Recently, this blog has been receiving a little bit less attention than normal, as the pull of Twitter grows stronger. It’s deceptively easy to forget that some people not only read Street Level Japan, but have opinions about what’s written here! Among the different types of responses to this blog, the most satisfying might be to receive a comment that not only disagrees with a post, but shows conclusively that it’s incorrect.
This recently happened with the work of Stephen Vaughan, a British photographer about whom I wrote a couple of posts in March. Stephen was in Japan on March 11, working on a long-term project about, of all things, the possibility of a major earthquake. Based on some second-hand information, I wrote a post expressing some disappointment that he had (allegedly) been discouraged by the earthquake, and effectively stopped shooting the project. This is absolutely not the case.
In reality, Stephen traveled to areas in Iwate to photograph the damage caused by the tsunami, as well as an evacuation center. In his own words:
The work that I made in Iwate was driven by a responsibility to bear witness to what had happened. I was totally committed to recording and documenting what I saw with as much depth and clarity as I was able. I am not a photo-journalist in the classic sense (I work with large-format cameras) and there were many other photographers making those kinds of pictures.
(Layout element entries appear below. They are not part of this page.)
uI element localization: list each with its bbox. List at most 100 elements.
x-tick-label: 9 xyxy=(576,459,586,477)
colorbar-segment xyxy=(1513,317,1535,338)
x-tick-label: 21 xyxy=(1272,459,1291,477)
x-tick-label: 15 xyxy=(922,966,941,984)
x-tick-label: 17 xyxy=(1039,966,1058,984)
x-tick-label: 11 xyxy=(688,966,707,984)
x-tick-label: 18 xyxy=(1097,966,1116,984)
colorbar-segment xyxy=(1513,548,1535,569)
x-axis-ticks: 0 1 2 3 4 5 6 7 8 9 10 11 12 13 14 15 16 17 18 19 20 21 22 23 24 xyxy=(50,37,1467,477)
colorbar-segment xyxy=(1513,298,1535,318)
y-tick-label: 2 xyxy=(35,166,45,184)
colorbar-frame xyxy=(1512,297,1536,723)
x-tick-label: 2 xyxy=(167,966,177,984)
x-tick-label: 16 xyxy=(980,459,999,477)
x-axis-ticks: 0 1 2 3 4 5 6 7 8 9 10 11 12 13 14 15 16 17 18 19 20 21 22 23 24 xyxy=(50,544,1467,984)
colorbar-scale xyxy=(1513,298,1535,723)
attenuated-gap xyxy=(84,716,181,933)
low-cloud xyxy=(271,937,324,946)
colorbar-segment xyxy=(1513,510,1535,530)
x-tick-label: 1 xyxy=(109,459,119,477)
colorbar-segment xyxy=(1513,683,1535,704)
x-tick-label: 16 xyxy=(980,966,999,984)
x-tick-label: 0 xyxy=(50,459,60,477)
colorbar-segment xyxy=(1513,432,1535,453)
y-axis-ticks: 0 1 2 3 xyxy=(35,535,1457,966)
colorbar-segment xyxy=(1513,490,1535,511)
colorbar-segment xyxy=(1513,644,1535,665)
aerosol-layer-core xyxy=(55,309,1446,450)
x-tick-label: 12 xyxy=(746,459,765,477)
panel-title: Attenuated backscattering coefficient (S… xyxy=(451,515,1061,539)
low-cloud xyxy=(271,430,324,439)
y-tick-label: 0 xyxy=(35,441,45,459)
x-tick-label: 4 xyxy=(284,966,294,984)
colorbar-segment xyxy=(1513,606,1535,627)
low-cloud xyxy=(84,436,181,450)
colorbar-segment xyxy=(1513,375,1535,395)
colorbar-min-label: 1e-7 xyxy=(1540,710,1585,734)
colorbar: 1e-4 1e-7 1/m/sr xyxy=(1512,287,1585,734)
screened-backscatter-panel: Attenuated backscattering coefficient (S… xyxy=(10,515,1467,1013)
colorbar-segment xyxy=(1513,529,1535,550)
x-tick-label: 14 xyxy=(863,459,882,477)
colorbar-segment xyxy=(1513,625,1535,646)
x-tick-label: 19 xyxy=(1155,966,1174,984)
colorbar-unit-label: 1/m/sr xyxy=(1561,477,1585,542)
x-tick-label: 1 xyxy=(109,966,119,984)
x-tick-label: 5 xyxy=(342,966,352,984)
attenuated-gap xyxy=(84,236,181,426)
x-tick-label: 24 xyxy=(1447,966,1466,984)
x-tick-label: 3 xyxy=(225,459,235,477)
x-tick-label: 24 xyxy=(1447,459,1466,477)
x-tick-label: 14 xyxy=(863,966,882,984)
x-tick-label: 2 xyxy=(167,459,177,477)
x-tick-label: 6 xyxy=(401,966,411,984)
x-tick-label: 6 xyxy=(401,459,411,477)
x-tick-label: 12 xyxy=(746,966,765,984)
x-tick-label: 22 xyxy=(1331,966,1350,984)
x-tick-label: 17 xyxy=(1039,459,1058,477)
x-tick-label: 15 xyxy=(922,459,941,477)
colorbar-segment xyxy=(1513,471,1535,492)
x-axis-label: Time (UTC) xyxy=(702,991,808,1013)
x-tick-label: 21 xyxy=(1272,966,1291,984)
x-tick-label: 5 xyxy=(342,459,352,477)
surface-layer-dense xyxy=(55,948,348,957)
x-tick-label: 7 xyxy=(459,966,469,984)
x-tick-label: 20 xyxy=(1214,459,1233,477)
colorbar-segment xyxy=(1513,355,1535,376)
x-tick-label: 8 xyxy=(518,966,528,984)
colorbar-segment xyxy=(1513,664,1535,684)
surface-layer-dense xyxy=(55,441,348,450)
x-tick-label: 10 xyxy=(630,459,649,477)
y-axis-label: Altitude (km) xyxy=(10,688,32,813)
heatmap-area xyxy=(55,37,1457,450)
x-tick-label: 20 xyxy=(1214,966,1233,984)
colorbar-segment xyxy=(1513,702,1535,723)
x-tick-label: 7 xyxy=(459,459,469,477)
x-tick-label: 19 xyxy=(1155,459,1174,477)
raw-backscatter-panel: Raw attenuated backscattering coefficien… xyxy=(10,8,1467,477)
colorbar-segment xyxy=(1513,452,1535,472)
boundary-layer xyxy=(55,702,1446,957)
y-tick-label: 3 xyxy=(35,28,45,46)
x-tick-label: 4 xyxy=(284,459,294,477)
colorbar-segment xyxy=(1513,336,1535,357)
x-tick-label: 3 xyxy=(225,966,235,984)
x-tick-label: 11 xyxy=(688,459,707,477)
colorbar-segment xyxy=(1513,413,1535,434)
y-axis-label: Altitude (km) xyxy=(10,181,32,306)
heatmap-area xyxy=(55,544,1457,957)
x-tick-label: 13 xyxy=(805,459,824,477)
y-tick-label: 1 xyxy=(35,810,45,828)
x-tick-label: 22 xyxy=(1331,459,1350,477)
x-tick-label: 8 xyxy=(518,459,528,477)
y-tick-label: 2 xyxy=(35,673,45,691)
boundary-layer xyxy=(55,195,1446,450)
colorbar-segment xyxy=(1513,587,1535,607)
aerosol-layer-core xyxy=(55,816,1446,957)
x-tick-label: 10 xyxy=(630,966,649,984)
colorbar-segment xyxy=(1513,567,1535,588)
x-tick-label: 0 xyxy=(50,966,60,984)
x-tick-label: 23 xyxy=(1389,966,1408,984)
Instead, I continued to use the visual language that I had established in the project so far, in which the emphasis is on a stilled and descriptive clarity and simplicity.
Some of Stephen’s photographs from Iwate, as well as earlier photographs from this series, can be seen on his website. In my mind, it’s still too early to consider a large body of work on the earthquake, but with time, “A Catfish Sleeps” certainly has the potential to be one of the definitive photographic documents of this disaster. I just hope that the project hasn’t ended.
Update: Stephen says: “I definitely intend to go back to Iwate and Tokyo at some stage, to continue the project. I don’t yet know what form this will take but I won’t be seeking a simple resolution to what has happened.” Also, he’s kindly allowed me to post this link to a 140-page dummy version of “A Catfish Sleeps” on Issu. Definitely worth a look.